The temple is classified as a Divya Desam, one of the 108 Vishnu temples that are mentioned in the book. The temple is the place where Vishnu is believed to have initiated Pancha Samskara (religious initiation) to Thirmangai. The temple is also quoted as a Siddhi Kshetra, a sacred place where sages attain earthly liberation. The place is considered sacred on account of being the hermitage of Sage Medhavi. In Vaishanava theology, Varadaraja Perumal Temple at Kanchipuram is referred as Athigiri and Tirumala Venkateswara Temple at Tirupathi as Seshagiri and the temple at Thirunaraiyur is referred as Suganthagiri.

Nachiyar Koil is one of the few Divya Desams where the goddess has prominence over Vishnu. Some of the other temples where such female dominance is observed are Andal Temple at Srivilliputhur, Alagiya Manavala Perumal Temple at Woraiyur and Pundarikakshan Perumal Temple in Thiruvellarai. While Srivilliputhur is called Nachiyar Thiru Maaligai, Thirunaraiyur is called Nachiyar Koil.

According to local lore, Vishnu was of the view that during Kali Yuga, men would have to listen to women. Hence he decided that he would first set an example and listen to the goddess here. During all festive occasions, the first rights are reserved for Nachiyar, who moves ahead, while Srinivasa follows her. Even the food is first served to Nachiyar and then to Srinivasa. Being a temple where goddess has prominence, Vishnu is located slightly by the side and goddess has the prominent position inside the sanctum.

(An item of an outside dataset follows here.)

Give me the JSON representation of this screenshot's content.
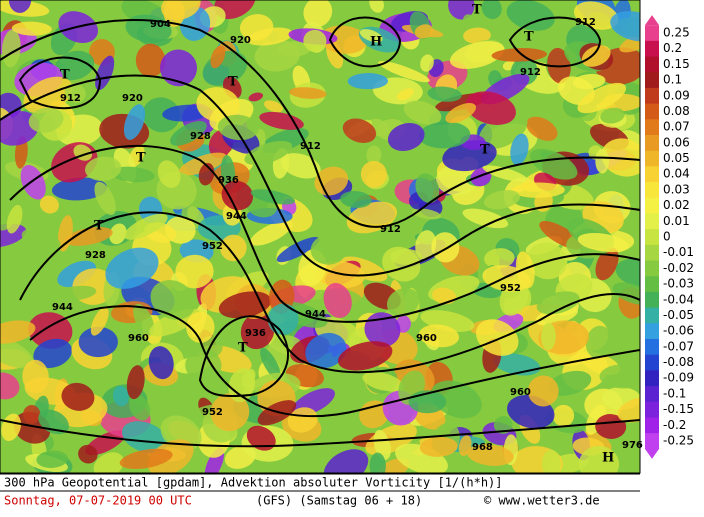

The place is the birthplace of Shaiva saint Nambiyandar Nambi. Though he was named Nambi after the presiding deity of the Vishnu temple, he followed Saivism. He was an eleventh-century Shaiva scholar of Tamil Nadu in South India who compiled the hymns of Sampantar, Appar and Sundarar and was himself one of the authors of the eleventh volume of the canon of the Tamil liturgical poetry of Shiva, the Tirumurai. The temple is counted as one of the temples built on the banks of River Kaveri.